The preacher, Abdur Raheem Green, has stated that “Islam is not compatible with democracy.” He also says that a husband has the right to administer “some type of physical force… a very light beating” to his wife, to prevent her from committing “evil.” There is, of course, a considerable irony here. You may remember that Lutfur won the mayoralty with the help of smear literature falsely claiming that his Labour opponent was… a wife-beater.

The CDs are being handed out to council workers and visitors as part of an official council-sanctioned display mounted in the Town Hall reception area from last week by an organisation called One Reason. Two councillors have been given them and have passed them to me.

One Reason’s website includes a link allowing you to order the Green CD and a clip of one of Green’s sermons. The YouTube link from One Reason’s homepage connects to the YouTube channel of an organisation called iERA, whose advisers include

- Green;

- Bilal Philips, described by the US an “unindicted co-conspirator”in the 1993 al-Qaeda attack on the World Trade Center;

- Zakir Naik, banned from the UK for saying that “every Muslim should be a terrorist;"

- Haitham al-Haddad, who believes that music is a “prohibited and fake message of love and peace;” and

- Hamza Andreas Tzortzis, another man with extremist connections.

Several of these people have also preached at the hardline East London Mosque, the chaps whose backing for Lutfur has proved so important in his political career.

As I showed in August, iERA successfully duped the Guardian newspaper into reporting, on the basis of its research, that 75% of people believed Muslims had made a negative contribution to British society (the actual figure was less than half that.) iERA’s agenda, there as elsewhere, is to foster distrust, division and suspicion between communities in much the same way as the BNP.

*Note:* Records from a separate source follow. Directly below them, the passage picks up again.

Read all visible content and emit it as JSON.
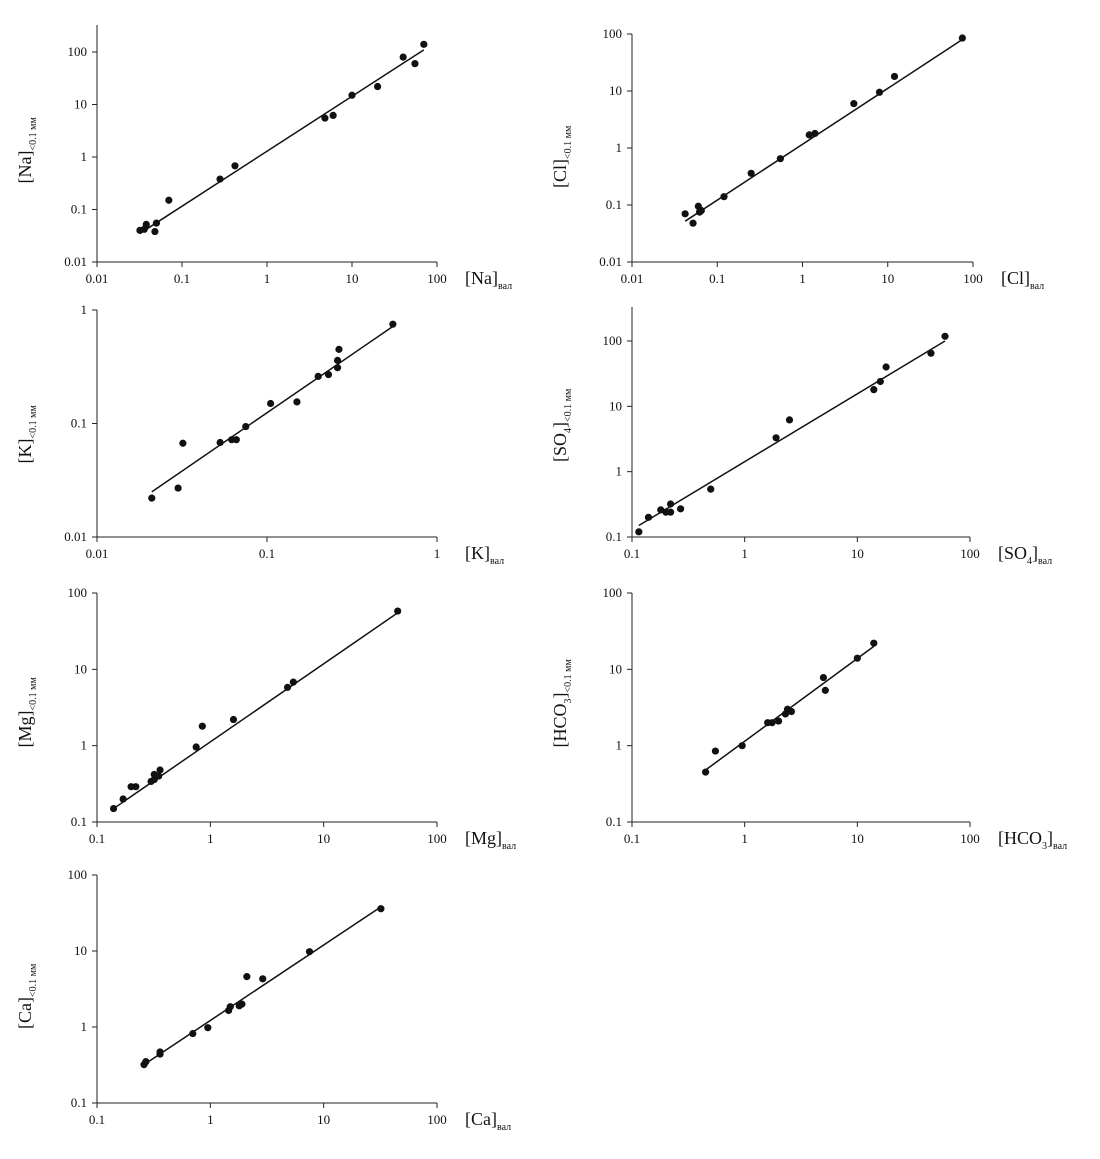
{
  "chart_data": [
    {
      "type": "scatter",
      "xlabel": "[Na]",
      "xlabel_sub": "вал",
      "ylabel": "[Na]",
      "ylabel_sub": "<0.1 мм",
      "x_scale": "log",
      "y_scale": "log",
      "xlim": [
        0.01,
        100
      ],
      "ylim": [
        0.01,
        300
      ],
      "x_ticks": [
        "0.01",
        "0.1",
        "1",
        "10",
        "100"
      ],
      "y_ticks": [
        "0.01",
        "0.1",
        "1",
        "10",
        "100"
      ],
      "x_tick_values": [
        0.01,
        0.1,
        1,
        10,
        100
      ],
      "y_tick_values": [
        0.01,
        0.1,
        1,
        10,
        100
      ],
      "grid": false,
      "points": [
        [
          0.032,
          0.04
        ],
        [
          0.036,
          0.042
        ],
        [
          0.038,
          0.052
        ],
        [
          0.048,
          0.038
        ],
        [
          0.05,
          0.055
        ],
        [
          0.07,
          0.15
        ],
        [
          0.28,
          0.38
        ],
        [
          0.42,
          0.68
        ],
        [
          4.8,
          5.5
        ],
        [
          6,
          6.2
        ],
        [
          10,
          15
        ],
        [
          20,
          22
        ],
        [
          40,
          80
        ],
        [
          55,
          60
        ],
        [
          70,
          140
        ]
      ],
      "fit_line": [
        [
          0.032,
          0.035
        ],
        [
          70,
          110
        ]
      ]
    },
    {
      "type": "scatter",
      "xlabel": "[Cl]",
      "xlabel_sub": "вал",
      "ylabel": "[Cl]",
      "ylabel_sub": "<0.1 мм",
      "x_scale": "log",
      "y_scale": "log",
      "xlim": [
        0.01,
        100
      ],
      "ylim": [
        0.01,
        100
      ],
      "x_ticks": [
        "0.01",
        "0.1",
        "1",
        "10",
        "100"
      ],
      "y_ticks": [
        "0.01",
        "0.1",
        "1",
        "10",
        "100"
      ],
      "x_tick_values": [
        0.01,
        0.1,
        1,
        10,
        100
      ],
      "y_tick_values": [
        0.01,
        0.1,
        1,
        10,
        100
      ],
      "grid": false,
      "points": [
        [
          0.042,
          0.07
        ],
        [
          0.052,
          0.048
        ],
        [
          0.06,
          0.095
        ],
        [
          0.062,
          0.075
        ],
        [
          0.065,
          0.08
        ],
        [
          0.12,
          0.14
        ],
        [
          0.25,
          0.36
        ],
        [
          0.55,
          0.65
        ],
        [
          1.2,
          1.7
        ],
        [
          1.4,
          1.8
        ],
        [
          4,
          6
        ],
        [
          8,
          9.5
        ],
        [
          12,
          18
        ],
        [
          75,
          85
        ]
      ],
      "fit_line": [
        [
          0.042,
          0.052
        ],
        [
          75,
          80
        ]
      ]
    },
    {
      "type": "scatter",
      "xlabel": "[K]",
      "xlabel_sub": "вал",
      "ylabel": "[K]",
      "ylabel_sub": "<0.1 мм",
      "x_scale": "log",
      "y_scale": "log",
      "xlim": [
        0.01,
        1
      ],
      "ylim": [
        0.01,
        1
      ],
      "x_ticks": [
        "0.01",
        "0.1",
        "1"
      ],
      "y_ticks": [
        "0.01",
        "0.1",
        "1"
      ],
      "x_tick_values": [
        0.01,
        0.1,
        1
      ],
      "y_tick_values": [
        0.01,
        0.1,
        1
      ],
      "grid": false,
      "points": [
        [
          0.021,
          0.022
        ],
        [
          0.03,
          0.027
        ],
        [
          0.032,
          0.067
        ],
        [
          0.053,
          0.068
        ],
        [
          0.062,
          0.072
        ],
        [
          0.066,
          0.072
        ],
        [
          0.075,
          0.094
        ],
        [
          0.105,
          0.15
        ],
        [
          0.15,
          0.155
        ],
        [
          0.2,
          0.26
        ],
        [
          0.23,
          0.27
        ],
        [
          0.26,
          0.31
        ],
        [
          0.26,
          0.36
        ],
        [
          0.265,
          0.45
        ],
        [
          0.55,
          0.75
        ]
      ],
      "fit_line": [
        [
          0.021,
          0.025
        ],
        [
          0.56,
          0.73
        ]
      ]
    },
    {
      "type": "scatter",
      "xlabel": "[SO4]",
      "xlabel_sub": "вал",
      "ylabel": "[SO4]",
      "ylabel_sub": "<0.1 мм",
      "x_scale": "log",
      "y_scale": "log",
      "xlim": [
        0.1,
        100
      ],
      "ylim": [
        0.1,
        300
      ],
      "x_ticks": [
        "0.1",
        "1",
        "10",
        "100"
      ],
      "y_ticks": [
        "0.1",
        "1",
        "10",
        "100"
      ],
      "x_tick_values": [
        0.1,
        1,
        10,
        100
      ],
      "y_tick_values": [
        0.1,
        1,
        10,
        100
      ],
      "grid": false,
      "points": [
        [
          0.115,
          0.12
        ],
        [
          0.14,
          0.2
        ],
        [
          0.18,
          0.26
        ],
        [
          0.2,
          0.24
        ],
        [
          0.22,
          0.24
        ],
        [
          0.22,
          0.32
        ],
        [
          0.27,
          0.27
        ],
        [
          0.5,
          0.54
        ],
        [
          1.9,
          3.3
        ],
        [
          2.5,
          6.2
        ],
        [
          14,
          18
        ],
        [
          16,
          24
        ],
        [
          18,
          40
        ],
        [
          45,
          65
        ],
        [
          60,
          118
        ]
      ],
      "fit_line": [
        [
          0.115,
          0.15
        ],
        [
          60,
          100
        ]
      ]
    },
    {
      "type": "scatter",
      "xlabel": "[Mg]",
      "xlabel_sub": "вал",
      "ylabel": "[Mg]",
      "ylabel_sub": "<0.1 мм",
      "x_scale": "log",
      "y_scale": "log",
      "xlim": [
        0.1,
        100
      ],
      "ylim": [
        0.1,
        100
      ],
      "x_ticks": [
        "0.1",
        "1",
        "10",
        "100"
      ],
      "y_ticks": [
        "0.1",
        "1",
        "10",
        "100"
      ],
      "x_tick_values": [
        0.1,
        1,
        10,
        100
      ],
      "y_tick_values": [
        0.1,
        1,
        10,
        100
      ],
      "grid": false,
      "points": [
        [
          0.14,
          0.15
        ],
        [
          0.17,
          0.2
        ],
        [
          0.2,
          0.29
        ],
        [
          0.22,
          0.29
        ],
        [
          0.3,
          0.34
        ],
        [
          0.32,
          0.36
        ],
        [
          0.32,
          0.42
        ],
        [
          0.35,
          0.4
        ],
        [
          0.36,
          0.48
        ],
        [
          0.75,
          0.96
        ],
        [
          0.85,
          1.8
        ],
        [
          1.6,
          2.2
        ],
        [
          4.8,
          5.8
        ],
        [
          5.4,
          6.8
        ],
        [
          45,
          58
        ]
      ],
      "fit_line": [
        [
          0.14,
          0.15
        ],
        [
          45,
          55
        ]
      ]
    },
    {
      "type": "scatter",
      "xlabel": "[HCO3]",
      "xlabel_sub": "вал",
      "ylabel": "[HCO3]",
      "ylabel_sub": "<0.1 мм",
      "x_scale": "log",
      "y_scale": "log",
      "xlim": [
        0.1,
        100
      ],
      "ylim": [
        0.1,
        100
      ],
      "x_ticks": [
        "0.1",
        "1",
        "10",
        "100"
      ],
      "y_ticks": [
        "0.1",
        "1",
        "10",
        "100"
      ],
      "x_tick_values": [
        0.1,
        1,
        10,
        100
      ],
      "y_tick_values": [
        0.1,
        1,
        10,
        100
      ],
      "grid": false,
      "points": [
        [
          0.45,
          0.45
        ],
        [
          0.55,
          0.85
        ],
        [
          0.95,
          1.0
        ],
        [
          1.6,
          2.0
        ],
        [
          1.75,
          2.0
        ],
        [
          2.0,
          2.1
        ],
        [
          2.3,
          2.6
        ],
        [
          2.4,
          3.0
        ],
        [
          2.6,
          2.8
        ],
        [
          5,
          7.8
        ],
        [
          5.2,
          5.3
        ],
        [
          10,
          14
        ],
        [
          14,
          22
        ]
      ],
      "fit_line": [
        [
          0.45,
          0.48
        ],
        [
          14,
          20
        ]
      ]
    },
    {
      "type": "scatter",
      "xlabel": "[Ca]",
      "xlabel_sub": "вал",
      "ylabel": "[Ca]",
      "ylabel_sub": "<0.1 мм",
      "x_scale": "log",
      "y_scale": "log",
      "xlim": [
        0.1,
        100
      ],
      "ylim": [
        0.1,
        100
      ],
      "x_ticks": [
        "0.1",
        "1",
        "10",
        "100"
      ],
      "y_ticks": [
        "0.1",
        "1",
        "10",
        "100"
      ],
      "x_tick_values": [
        0.1,
        1,
        10,
        100
      ],
      "y_tick_values": [
        0.1,
        1,
        10,
        100
      ],
      "grid": false,
      "points": [
        [
          0.26,
          0.32
        ],
        [
          0.27,
          0.35
        ],
        [
          0.36,
          0.47
        ],
        [
          0.36,
          0.44
        ],
        [
          0.7,
          0.82
        ],
        [
          0.95,
          0.98
        ],
        [
          1.45,
          1.65
        ],
        [
          1.5,
          1.85
        ],
        [
          1.8,
          1.9
        ],
        [
          1.9,
          2.0
        ],
        [
          2.1,
          4.6
        ],
        [
          2.9,
          4.3
        ],
        [
          7.5,
          9.8
        ],
        [
          32,
          36
        ]
      ],
      "fit_line": [
        [
          0.26,
          0.32
        ],
        [
          32,
          38
        ]
      ]
    }
  ]
}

In a piece I think even he may come to be embarrassed by, another Guardian writer, Dave Hill, today continues his inexplicable one-man effort to whitewash Rahman. Lutfur will, we learn, “reach out to every community” and “lead by example.” He is, we’re told, a “first-class chap” and a “good person.” If only Dave had taken the trouble to look around him when he was waiting in reception for his PR chat, he might have seen just who Lutfur’s council is in fact “reaching out” to.